Babysitting, er, Kids' Activities

You are gonna love this part.

From about 9am until 10pm, age-delineated, free, supervised activities were available for our kids. By this I mean, broken down from 4-5 years old, 6-8, 9-11, 12-14 and a “teen” group (your ship may divide it differently), you can drop the wee ones off and pick them up later. There are some meals the kids can eat with the minders and some times you have to retrieve your kids, shove food into them, and then return them. On our ship the free activities ended at 10pm, though for-fee activities continued until 1 am.

The system seemed pretty well organized. At the first dump, um, drop off, you the parent fill out a form giving some info about your child, identifying allergies and medications, special needs and the like. Very importantly, you must write on the form who may pick up your child-if grandma's name is not on the form then grandma can't retrieve Junior at 10pm no matter what. You may also specify of the child may sign him/herself out if your older kid can handle that kind of thing.
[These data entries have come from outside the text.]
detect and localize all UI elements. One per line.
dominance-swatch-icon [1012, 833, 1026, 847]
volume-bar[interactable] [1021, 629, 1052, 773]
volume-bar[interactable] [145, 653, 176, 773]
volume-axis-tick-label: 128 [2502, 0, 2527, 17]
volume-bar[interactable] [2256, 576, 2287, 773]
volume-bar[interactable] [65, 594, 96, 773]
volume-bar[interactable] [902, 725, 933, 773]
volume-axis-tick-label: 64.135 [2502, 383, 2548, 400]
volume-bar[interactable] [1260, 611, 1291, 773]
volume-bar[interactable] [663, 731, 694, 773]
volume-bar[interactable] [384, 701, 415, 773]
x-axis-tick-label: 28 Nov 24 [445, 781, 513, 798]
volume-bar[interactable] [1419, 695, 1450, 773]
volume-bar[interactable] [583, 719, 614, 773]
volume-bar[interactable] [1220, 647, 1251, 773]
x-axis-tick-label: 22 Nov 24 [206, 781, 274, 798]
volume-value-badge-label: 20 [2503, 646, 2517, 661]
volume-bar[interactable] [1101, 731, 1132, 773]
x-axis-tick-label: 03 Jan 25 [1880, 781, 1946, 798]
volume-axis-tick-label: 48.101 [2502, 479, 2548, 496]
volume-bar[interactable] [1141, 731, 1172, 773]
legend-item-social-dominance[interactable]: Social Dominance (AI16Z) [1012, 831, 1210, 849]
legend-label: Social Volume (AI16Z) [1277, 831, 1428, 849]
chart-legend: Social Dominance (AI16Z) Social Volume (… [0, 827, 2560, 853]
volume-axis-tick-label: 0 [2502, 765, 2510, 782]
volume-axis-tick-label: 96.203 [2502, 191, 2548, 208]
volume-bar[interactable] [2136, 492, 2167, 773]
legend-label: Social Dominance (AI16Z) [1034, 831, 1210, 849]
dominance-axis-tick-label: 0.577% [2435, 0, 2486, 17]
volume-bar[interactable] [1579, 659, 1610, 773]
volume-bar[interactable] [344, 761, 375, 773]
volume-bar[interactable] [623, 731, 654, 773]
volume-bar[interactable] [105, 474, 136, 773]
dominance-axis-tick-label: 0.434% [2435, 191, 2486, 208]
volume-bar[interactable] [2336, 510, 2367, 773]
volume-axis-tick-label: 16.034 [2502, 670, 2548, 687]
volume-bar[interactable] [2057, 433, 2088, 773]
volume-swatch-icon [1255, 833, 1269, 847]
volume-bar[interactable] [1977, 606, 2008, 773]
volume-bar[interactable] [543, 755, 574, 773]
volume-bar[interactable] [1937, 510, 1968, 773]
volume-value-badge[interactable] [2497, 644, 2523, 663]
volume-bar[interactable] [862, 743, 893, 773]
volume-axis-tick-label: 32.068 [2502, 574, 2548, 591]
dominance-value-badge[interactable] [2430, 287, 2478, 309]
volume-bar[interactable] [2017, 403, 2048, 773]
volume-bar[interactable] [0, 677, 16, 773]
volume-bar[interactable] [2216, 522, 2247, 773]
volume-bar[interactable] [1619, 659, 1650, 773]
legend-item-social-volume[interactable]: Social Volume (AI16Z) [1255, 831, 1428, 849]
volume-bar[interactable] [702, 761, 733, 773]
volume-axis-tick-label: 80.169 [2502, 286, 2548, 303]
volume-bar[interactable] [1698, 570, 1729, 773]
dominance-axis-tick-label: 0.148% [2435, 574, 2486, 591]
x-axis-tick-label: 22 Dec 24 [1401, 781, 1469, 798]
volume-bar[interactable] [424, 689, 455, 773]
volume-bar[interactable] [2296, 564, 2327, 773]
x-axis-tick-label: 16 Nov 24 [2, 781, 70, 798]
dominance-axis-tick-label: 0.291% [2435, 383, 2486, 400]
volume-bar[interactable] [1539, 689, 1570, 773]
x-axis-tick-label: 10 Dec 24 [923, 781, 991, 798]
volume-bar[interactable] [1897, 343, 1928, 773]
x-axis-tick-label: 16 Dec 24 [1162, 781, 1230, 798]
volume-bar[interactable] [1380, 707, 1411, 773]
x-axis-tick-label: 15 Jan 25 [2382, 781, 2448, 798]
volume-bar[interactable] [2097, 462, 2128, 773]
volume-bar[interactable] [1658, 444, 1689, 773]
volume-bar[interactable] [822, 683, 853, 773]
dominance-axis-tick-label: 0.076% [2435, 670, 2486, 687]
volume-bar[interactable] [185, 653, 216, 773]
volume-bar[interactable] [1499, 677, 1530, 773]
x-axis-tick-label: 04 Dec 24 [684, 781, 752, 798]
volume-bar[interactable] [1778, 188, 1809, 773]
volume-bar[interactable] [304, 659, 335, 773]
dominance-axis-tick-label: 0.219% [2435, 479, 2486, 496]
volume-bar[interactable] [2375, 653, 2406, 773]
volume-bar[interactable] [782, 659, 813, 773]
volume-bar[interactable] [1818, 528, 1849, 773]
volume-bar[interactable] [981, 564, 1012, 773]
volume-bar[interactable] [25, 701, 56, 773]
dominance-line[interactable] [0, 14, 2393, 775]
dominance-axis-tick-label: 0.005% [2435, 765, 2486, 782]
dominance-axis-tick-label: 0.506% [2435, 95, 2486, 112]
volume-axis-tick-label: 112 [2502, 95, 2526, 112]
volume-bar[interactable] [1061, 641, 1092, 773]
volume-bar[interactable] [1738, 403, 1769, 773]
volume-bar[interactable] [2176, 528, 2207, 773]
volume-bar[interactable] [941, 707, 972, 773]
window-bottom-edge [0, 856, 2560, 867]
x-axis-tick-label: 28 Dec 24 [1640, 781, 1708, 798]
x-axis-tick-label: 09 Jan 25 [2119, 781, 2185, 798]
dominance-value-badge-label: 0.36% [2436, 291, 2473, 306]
The children's area is strictly off-limits to all adults except the ship's kid minders. While most of the crew otherwise comes from developing world countries and commands varying levels of English and education, the kid staff were all from native English speaking countries and supposedly all had college degrees in related fields (which explains all those “Parks and Recreation” majors I saw walking past the library when I was at school ended up).

The activities looked decent. Most were active fun, such as scavenger hunts and games. A maybe bigger than I would have liked portion were passive, such as watching movies or playing video games. A small portion were pseudo-educational, simple science stunts and the like. You could see the day's schedule but other than picking your kids up early you could not pick and choose among what was on tap that day. Nobody asked us to approve or disapprove the movies shown or video games played.

We didn't see paper diapers sold anywhere on the ship, by the way.

Should we feel concerned about this?

A little to a lot, depending on where you are on the parenting scale. There was a large element of trust involved; the minders were sort of young (I am certain none had kids of their own) and we of course did not know them at all. We had to decide to trust them to keep and eye on our kids so they didn't end up hanging from the yardarm. The geography helped: the room was off-limits to all other adults, even parents, and the doors were locked once the sessions started. Sometimes they asked for ID when we got the kids, sometimes not (though to be fair our kids would come running saying “Papa, check this out!”). No one seemed hurt or unhappy in any way and we heard no complaints from any other parent or child, and we did ask around. You'll need to look at what the specific situation on your ship is, take a look at your child, and think this through as a parent and decide for yourself. Some parents enjoyed that mid-morning margarita without the kids in tow and some looked around a lot.

Did we feel guilty about this? Hah. Hah, yeah, arm in arm, alone at the railing, sunset in wide screen format with the DVD director's comment, drinks with paper umbrellas in hand, yeah, guilt was the primary emotion.

OK, to be fair, maybe a really little bit. Honest, the kids did enjoy it and that helped. All in all, the whole family was happy.